Night Court Commissioner Tom Nelson said in court that the state didn't give the protesters the opportunity to comply with the new curfew.
"I am not criticizing the Highway Patrol, but you have no lawful basis to arrest or charge those people," Nelson said on a courtroom video obtained by WKRN-TV.
Gibbons disagreed: "The judicial magistrate is obviously entitled to his opinion. I think it was adequate notice."
The arrests were made about 12 hours after the state announced the new policy and erected signs around the plaza about it. Gibbons said the early morning was the least disruptive time to citizens who visit, work, and live in downtown Nashville.
Protester Adam Knight, an eighth-grade English teacher from Nashville, was among those arrested. If anything, he said the arrests galvanized the group.
"I think it was a great first step," said Knight, 27. "We showed solidarity. I think it's going to gain momentum."
He said the group planned a march later Friday and would likely assemble again on the steps of the plaza, which could mean more arrests.
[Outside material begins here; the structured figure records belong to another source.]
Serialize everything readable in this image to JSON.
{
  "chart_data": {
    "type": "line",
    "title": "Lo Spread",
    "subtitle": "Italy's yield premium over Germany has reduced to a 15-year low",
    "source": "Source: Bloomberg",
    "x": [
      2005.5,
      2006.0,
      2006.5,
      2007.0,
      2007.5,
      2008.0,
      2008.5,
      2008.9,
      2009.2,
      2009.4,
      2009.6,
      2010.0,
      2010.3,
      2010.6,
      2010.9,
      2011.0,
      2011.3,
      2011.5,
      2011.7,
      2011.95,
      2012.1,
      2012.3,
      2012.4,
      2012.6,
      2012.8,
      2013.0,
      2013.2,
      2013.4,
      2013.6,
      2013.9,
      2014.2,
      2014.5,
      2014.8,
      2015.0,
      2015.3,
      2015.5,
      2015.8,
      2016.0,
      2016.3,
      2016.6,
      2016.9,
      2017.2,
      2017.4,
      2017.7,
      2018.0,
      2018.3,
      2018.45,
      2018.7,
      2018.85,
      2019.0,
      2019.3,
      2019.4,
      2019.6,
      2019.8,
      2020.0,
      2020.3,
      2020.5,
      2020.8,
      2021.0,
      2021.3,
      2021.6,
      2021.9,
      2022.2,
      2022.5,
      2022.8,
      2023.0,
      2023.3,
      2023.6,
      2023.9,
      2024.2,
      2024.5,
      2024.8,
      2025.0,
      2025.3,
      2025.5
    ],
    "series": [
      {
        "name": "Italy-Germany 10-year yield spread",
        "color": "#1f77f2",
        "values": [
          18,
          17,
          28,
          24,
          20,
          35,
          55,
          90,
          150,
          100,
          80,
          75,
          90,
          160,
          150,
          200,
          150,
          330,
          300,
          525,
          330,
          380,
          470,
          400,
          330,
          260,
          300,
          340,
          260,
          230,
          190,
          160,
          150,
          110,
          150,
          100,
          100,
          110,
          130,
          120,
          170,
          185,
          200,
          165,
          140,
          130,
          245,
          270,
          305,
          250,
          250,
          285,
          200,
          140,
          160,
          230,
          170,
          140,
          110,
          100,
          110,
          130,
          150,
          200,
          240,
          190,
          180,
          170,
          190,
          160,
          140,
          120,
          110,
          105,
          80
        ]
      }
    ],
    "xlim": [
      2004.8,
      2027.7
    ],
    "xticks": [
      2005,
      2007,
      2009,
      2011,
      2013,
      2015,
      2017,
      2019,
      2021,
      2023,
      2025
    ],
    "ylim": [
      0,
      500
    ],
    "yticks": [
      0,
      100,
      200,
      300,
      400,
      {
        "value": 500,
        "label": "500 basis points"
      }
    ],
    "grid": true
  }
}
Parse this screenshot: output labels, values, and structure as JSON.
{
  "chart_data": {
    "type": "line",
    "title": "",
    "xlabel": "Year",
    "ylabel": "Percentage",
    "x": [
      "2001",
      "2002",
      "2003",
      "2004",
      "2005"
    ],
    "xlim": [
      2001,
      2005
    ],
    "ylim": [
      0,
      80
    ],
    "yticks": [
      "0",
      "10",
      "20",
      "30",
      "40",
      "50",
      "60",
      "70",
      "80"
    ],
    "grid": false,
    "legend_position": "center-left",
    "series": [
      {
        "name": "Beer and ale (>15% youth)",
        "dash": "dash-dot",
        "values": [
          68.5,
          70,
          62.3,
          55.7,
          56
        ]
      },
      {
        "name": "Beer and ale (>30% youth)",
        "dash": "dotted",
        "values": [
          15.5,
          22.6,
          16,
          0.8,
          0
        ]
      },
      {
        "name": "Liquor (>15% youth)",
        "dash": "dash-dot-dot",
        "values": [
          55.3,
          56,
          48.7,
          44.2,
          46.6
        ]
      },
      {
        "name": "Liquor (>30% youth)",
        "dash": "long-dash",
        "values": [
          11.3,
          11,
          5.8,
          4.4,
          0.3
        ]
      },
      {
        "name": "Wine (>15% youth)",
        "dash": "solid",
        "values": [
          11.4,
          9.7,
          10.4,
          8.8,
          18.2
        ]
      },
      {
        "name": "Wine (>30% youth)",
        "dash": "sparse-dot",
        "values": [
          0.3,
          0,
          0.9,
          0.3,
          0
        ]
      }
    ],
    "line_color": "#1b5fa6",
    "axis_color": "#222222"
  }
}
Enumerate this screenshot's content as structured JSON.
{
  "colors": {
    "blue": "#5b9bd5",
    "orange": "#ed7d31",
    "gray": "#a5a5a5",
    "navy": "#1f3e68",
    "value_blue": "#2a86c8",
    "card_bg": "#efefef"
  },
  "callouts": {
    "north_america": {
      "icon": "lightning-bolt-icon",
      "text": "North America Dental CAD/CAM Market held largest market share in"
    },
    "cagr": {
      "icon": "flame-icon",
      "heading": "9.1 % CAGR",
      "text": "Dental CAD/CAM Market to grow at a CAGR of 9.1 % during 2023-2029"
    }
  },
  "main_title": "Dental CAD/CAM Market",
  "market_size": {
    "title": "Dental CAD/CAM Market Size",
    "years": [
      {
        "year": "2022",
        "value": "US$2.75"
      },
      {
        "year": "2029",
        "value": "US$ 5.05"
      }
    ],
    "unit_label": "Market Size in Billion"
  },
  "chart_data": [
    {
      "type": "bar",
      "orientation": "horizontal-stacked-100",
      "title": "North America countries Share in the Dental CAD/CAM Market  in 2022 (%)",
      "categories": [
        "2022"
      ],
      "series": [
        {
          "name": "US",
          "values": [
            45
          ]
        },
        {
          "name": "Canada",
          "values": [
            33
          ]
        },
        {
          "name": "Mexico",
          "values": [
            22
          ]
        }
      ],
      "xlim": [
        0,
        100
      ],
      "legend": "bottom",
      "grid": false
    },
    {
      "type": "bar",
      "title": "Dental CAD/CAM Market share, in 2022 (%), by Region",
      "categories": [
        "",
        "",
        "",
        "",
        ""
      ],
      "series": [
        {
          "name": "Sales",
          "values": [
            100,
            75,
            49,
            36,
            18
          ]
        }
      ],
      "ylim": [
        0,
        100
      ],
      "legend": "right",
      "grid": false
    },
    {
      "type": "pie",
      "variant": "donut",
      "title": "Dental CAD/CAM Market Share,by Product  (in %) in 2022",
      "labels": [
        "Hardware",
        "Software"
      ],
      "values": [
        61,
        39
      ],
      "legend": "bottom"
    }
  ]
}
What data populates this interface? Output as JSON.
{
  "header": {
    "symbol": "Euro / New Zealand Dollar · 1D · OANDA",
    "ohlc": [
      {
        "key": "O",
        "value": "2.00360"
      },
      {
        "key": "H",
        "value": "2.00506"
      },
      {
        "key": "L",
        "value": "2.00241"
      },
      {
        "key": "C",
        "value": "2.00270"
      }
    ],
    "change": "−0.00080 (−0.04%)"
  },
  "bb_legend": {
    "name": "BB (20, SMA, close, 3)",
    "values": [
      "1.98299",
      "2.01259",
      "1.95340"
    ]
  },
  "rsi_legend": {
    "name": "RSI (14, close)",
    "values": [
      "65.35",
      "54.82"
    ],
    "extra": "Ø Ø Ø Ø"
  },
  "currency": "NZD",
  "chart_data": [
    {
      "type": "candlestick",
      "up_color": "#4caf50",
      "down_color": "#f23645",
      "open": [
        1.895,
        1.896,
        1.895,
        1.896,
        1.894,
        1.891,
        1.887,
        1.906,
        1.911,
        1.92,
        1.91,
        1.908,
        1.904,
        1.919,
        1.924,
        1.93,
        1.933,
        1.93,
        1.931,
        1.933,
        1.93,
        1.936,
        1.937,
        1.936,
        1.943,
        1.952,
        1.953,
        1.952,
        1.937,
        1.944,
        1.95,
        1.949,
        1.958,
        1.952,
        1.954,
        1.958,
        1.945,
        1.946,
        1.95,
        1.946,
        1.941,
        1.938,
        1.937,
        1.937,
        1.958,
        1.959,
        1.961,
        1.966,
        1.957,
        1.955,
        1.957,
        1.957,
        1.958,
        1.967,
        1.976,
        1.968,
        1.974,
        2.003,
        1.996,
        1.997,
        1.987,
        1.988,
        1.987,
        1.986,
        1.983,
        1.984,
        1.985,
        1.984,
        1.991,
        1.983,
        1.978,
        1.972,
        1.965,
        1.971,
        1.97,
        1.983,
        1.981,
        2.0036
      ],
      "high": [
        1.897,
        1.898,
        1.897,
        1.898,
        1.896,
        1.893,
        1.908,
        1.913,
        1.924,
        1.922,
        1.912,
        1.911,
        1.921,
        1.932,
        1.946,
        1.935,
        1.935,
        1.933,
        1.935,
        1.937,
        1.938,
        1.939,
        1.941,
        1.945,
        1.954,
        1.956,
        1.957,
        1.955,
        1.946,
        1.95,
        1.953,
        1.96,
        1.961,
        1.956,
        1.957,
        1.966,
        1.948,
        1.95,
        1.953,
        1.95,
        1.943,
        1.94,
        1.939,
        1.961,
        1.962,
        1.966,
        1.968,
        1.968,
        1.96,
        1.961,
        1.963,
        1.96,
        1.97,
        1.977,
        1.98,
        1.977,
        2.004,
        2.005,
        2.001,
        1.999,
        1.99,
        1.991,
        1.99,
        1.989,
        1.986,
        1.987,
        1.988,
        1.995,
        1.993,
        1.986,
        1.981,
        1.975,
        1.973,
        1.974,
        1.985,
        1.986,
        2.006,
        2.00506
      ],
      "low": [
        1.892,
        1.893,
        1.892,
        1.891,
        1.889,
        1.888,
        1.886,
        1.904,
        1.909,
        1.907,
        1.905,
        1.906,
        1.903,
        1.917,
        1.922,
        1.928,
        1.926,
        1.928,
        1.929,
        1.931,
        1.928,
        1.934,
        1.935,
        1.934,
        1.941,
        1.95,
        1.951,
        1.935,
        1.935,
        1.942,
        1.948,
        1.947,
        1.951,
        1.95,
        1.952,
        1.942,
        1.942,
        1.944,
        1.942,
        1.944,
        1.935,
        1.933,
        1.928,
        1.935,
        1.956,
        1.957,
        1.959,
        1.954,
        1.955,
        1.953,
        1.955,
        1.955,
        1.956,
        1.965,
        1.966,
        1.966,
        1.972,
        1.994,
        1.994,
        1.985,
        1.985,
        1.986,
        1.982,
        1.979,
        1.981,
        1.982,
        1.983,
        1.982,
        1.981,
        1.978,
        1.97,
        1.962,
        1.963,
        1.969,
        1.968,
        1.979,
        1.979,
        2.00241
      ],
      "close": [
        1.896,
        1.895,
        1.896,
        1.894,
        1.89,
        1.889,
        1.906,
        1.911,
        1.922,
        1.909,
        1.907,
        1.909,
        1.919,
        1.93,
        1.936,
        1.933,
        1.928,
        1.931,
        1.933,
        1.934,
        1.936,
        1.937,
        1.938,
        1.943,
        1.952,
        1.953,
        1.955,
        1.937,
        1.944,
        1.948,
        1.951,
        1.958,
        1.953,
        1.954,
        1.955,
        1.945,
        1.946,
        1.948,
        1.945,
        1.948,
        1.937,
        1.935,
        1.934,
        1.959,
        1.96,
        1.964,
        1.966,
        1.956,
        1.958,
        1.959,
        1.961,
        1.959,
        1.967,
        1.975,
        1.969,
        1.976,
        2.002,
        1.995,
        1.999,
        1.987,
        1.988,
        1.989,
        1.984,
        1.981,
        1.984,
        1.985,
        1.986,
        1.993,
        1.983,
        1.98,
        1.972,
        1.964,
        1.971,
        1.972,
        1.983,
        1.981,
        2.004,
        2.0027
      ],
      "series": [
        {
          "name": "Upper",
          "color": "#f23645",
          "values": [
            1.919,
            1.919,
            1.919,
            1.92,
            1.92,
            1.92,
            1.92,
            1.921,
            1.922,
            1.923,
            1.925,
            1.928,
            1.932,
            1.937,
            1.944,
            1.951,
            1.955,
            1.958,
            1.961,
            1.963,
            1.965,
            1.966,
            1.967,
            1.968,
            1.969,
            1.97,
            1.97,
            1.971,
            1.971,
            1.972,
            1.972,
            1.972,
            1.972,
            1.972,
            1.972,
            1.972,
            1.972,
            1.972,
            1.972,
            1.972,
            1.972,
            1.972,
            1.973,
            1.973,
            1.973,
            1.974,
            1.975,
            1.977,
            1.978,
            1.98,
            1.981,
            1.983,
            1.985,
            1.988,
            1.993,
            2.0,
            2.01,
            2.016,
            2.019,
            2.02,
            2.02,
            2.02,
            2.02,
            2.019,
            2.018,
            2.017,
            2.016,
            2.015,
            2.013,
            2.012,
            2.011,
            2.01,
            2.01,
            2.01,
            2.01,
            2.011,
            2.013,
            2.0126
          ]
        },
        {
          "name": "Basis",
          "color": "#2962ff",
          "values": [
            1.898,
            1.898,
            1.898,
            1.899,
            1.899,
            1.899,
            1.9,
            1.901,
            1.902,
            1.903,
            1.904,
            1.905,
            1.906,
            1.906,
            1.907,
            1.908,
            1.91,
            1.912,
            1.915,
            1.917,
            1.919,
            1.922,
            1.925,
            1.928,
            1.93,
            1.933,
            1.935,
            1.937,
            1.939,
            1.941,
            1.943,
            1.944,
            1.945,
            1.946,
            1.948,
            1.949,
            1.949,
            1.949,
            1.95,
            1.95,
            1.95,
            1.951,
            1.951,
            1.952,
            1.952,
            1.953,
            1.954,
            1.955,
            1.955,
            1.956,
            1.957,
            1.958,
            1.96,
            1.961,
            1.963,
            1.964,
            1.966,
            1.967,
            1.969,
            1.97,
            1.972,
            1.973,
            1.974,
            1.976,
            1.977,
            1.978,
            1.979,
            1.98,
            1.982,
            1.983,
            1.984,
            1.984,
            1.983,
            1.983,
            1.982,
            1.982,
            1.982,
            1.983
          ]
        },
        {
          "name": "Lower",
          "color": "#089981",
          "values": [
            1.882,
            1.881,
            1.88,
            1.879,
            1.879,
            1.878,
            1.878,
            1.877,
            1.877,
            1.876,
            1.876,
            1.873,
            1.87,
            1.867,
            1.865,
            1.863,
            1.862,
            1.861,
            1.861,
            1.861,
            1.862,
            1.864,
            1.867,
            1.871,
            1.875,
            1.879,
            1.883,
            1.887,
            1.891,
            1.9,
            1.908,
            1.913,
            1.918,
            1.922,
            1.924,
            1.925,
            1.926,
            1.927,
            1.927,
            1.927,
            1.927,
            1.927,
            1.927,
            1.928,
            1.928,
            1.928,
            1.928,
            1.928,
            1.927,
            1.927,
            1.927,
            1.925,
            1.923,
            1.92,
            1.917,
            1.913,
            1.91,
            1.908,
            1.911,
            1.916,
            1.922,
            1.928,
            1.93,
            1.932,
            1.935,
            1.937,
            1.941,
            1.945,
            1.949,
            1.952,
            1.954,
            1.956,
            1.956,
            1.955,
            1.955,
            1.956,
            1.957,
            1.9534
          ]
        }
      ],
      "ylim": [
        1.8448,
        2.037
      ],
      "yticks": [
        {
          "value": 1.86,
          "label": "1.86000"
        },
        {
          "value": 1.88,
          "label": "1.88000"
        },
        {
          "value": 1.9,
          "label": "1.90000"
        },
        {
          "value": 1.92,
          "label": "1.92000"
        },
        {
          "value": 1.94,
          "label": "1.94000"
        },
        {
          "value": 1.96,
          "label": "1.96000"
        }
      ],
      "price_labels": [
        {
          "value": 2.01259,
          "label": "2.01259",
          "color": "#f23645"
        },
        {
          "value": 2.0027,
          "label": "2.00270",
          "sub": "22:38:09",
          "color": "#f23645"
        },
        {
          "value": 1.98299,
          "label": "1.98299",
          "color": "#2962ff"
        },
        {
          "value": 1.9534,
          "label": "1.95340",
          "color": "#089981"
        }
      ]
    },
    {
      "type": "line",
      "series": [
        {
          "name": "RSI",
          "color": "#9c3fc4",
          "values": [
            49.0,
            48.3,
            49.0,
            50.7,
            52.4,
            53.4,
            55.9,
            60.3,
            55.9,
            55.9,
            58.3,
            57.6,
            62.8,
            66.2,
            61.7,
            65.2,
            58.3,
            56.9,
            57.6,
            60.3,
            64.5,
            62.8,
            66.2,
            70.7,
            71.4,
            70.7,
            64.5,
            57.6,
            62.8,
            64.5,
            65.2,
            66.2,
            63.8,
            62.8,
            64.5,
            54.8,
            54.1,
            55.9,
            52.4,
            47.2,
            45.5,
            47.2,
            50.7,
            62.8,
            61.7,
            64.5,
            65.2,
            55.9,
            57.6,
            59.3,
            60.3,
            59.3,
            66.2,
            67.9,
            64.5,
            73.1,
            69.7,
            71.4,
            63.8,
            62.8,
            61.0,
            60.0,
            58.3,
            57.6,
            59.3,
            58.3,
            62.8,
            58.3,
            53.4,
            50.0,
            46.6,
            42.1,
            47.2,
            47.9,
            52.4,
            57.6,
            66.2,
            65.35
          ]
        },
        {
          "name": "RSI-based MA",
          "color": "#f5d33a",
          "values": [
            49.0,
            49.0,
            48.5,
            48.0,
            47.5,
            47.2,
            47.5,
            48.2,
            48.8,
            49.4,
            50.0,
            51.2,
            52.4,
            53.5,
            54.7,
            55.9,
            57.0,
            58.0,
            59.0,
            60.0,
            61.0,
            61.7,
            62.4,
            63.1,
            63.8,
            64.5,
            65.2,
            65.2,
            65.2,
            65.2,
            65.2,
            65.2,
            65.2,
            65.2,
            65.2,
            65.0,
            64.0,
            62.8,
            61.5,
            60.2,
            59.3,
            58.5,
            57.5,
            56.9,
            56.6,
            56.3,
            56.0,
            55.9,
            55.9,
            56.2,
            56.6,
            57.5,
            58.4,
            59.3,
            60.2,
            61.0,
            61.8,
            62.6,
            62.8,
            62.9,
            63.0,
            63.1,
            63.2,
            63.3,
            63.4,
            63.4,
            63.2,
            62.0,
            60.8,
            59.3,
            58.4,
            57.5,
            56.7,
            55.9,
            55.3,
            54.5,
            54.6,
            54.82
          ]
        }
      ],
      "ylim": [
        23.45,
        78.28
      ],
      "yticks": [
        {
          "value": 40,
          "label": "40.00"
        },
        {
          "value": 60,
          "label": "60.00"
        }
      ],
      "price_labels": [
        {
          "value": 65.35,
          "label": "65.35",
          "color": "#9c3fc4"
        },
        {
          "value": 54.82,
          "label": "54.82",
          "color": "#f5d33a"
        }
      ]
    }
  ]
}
When asked how long the group would protest, Knight responded: "As long as it has to."
Bill Howell, a lobbyist for Tennesseans for Fair Taxation who was among the 18 men and 11 women arrested, agreed.
"It's just completely outrageous that the state would make new rules and enforce them in less than 24 hours after they were cooked up," said Howell, 64.
Police last removed protesters from the legislative office complex in March during discussions of anti-union bills. Seven were arrested for disrupting a Senate Commerce Committee meeting and resisting arrest but later acquitted.